Beard braiding and beading
A long practiced ritual of caravan drivers is to maintain long beards that have been braided and bearded to mark the length and number of journeys undertaken. Two braids are maintained leading these men to have a distinct and asymetrical look that stands out amongst others announcing their pride in their work and their reputation and experience. Female drivers will braid their hair to document their journeys and in recent times males have begun to adopt hair braiding instead of the beard to create consistency. Braiding is only performed at guild centers upon the beginning of sanctioned and at the end of a verfied (requiring documentation from the employer) journey.
The first braid details their complete experience as a driver and is the longer and more decorated of the two braids.

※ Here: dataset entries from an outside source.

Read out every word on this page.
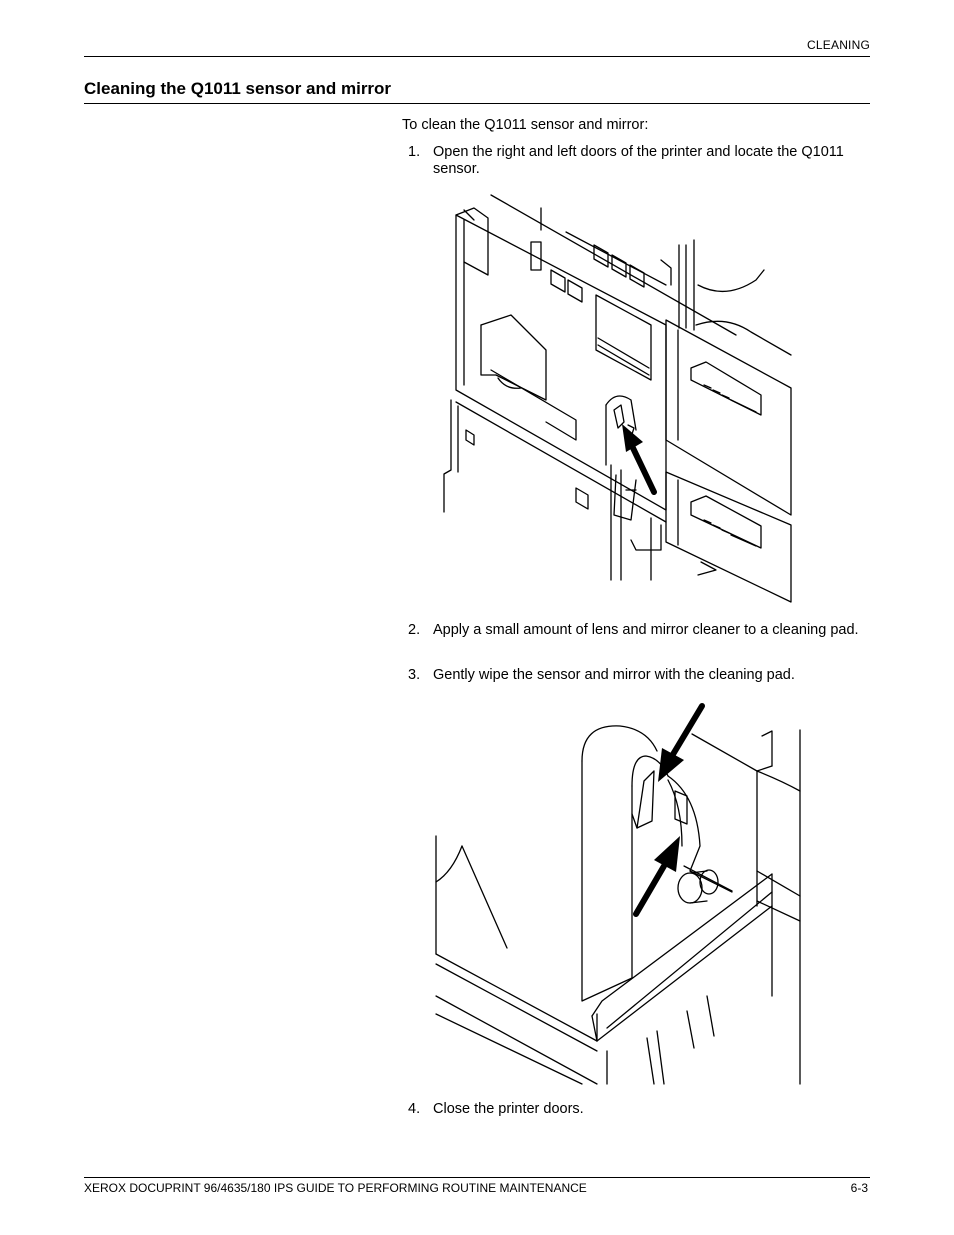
CLEANING
Cleaning the Q1011 sensor and mirror
To clean the Q1011 sensor and mirror:
1. Open the right and left doors of the printer and locate the Q1011 sensor.
2. Apply a small amount of lens and mirror cleaner to a cleaning pad.
3. Gently wipe the sensor and mirror with the cleaning pad.
4. Close the printer doors.
XEROX DOCUPRINT 96/4635/180 IPS GUIDE TO PERFORMING ROUTINE MAINTENANCE	6-3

Various beads are used to denote the length and number of their journeys. Yellow beads denote days, blue denote weeks, green denotes months, and red denotes years of a specific journey the driver has worked. A black bead is used to mark the end of a particular journey. This braid wil be seen on the wearers right side of their beard, or in the case of braided hair on the right side of their head.
The second braid is used to denote their current employment, its length, and occasionally includes a bead marked to denote the employer or their status as an independent driver. Beads used to denote duration use the same colors as above, and get moved from this second braid to the first upon completion of the journey. This braid wil be found on the wearers left side of their face or head.Some fraud exists as beads can be stolen or looted from deceased drivers. The braids are cut from the owner and temporarily affixed to the imposter. Such fraud is difficult to maintain in highly populated areas.